Farseer is a C# port of Box2D. It was originally developed for XNA, but written to work as a stand-alone library as well.

Pros

  • Open-source: It’s great that I can jump in and see exactly what the library is doing. This also makes it easier to test; I can run the simulation in a test environment, allowing me to build automated physics integration tests.
  • 2D: Potential for better performance compared with a 3D library.

Cons

  • Integration effort: This means synchronizing between Farseer bodies and Unity transforms. Gizmos needed to be implemented, but fortunately much of the work was done in Farseer’s debug view and in this port.
  • API: It felt like the functionality was all over the place and a lot of internal details exposed (possibly for good reasons). It’s probably difficult to make changes at a point where it’s so widely used, and I’m sure much of it is the result of performance tuning and its history.
  • Code changes needed: Dynamic fixtures did not work well out of the box: Farseer does not appear to be designed for rapid fixture/shape changes. I had to write my own methods to create/pool fixtures and update shapes which relied on internal details of the library. I also notice a number of places where fixtures are removed from array-based lists by shifting the following array elements, which could conceivably result in poor performance with a large number of objects.

For both, I’d like to have better control over when body properties are automatically recalculated. In my case, I don’t want them to ever be recalculated from the shapes composing them because I already maintain those calculations and because the shapes do not represent the entire object. I haven’t stress-tested them both for a performance comparison, but I’d have a hard time believing Farseer would fare worse.

Another option I’d like to consider is Chipmunk, a 2D C library which appears to have a fairly clean API. Unfortunately, I don’t see any C# ports maintained, and I’m not about to roll my own (and maintain it..) without a compelling reason.

Conclusion

At this point I’ve decided to go with Farseer.
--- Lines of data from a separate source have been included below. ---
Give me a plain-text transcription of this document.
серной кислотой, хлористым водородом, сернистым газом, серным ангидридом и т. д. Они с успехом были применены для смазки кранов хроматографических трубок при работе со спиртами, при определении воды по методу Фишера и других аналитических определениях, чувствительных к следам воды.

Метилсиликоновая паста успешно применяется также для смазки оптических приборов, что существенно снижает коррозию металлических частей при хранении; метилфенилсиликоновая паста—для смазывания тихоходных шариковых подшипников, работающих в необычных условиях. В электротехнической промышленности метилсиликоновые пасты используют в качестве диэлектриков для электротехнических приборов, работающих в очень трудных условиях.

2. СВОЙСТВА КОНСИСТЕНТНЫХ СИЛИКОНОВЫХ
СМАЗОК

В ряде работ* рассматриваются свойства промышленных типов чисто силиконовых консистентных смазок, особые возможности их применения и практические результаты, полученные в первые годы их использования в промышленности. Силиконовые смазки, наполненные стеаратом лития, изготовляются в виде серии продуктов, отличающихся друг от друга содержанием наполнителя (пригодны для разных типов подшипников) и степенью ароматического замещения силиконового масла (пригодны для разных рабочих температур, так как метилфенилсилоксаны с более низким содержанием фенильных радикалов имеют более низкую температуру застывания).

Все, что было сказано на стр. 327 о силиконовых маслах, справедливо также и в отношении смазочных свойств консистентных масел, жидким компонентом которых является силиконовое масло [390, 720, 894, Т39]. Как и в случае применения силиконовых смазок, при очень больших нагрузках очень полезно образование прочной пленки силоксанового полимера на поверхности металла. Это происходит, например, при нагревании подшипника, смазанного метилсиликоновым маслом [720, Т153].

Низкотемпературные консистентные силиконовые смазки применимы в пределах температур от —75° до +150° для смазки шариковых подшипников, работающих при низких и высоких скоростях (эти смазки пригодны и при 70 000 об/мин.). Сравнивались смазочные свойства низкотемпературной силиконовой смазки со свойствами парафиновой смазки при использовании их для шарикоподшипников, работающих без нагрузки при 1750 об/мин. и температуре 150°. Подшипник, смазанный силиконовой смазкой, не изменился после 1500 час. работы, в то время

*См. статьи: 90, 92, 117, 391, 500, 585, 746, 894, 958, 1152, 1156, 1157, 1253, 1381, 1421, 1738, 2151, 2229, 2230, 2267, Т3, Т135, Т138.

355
It appears to work, I’ve gotten past some of the messy details, and it allows me to test physics-dependent functionality independently from Unity. That last point is the most compelling, and probably won’t change even if Unity gets a 2D solution that otherwise fits my needs.

This comparison came with some side benefits to the codebase:

  • Isolating coordinate mapping: Unity has a left-handed coordinate system, and in the past I’ve had the camera looking in the -Y direction, with the X-Z plane containing the 2D world. I took this opportunity to instead map to X-Y with the camera looking in the +Z direction, defining a common set of methods to support either.
  • Decoupling physics: During the transition, I could swap back and forth between physics implementations to compare results. I’d like to maintain this ability to mock out or swap physics libraries in the future.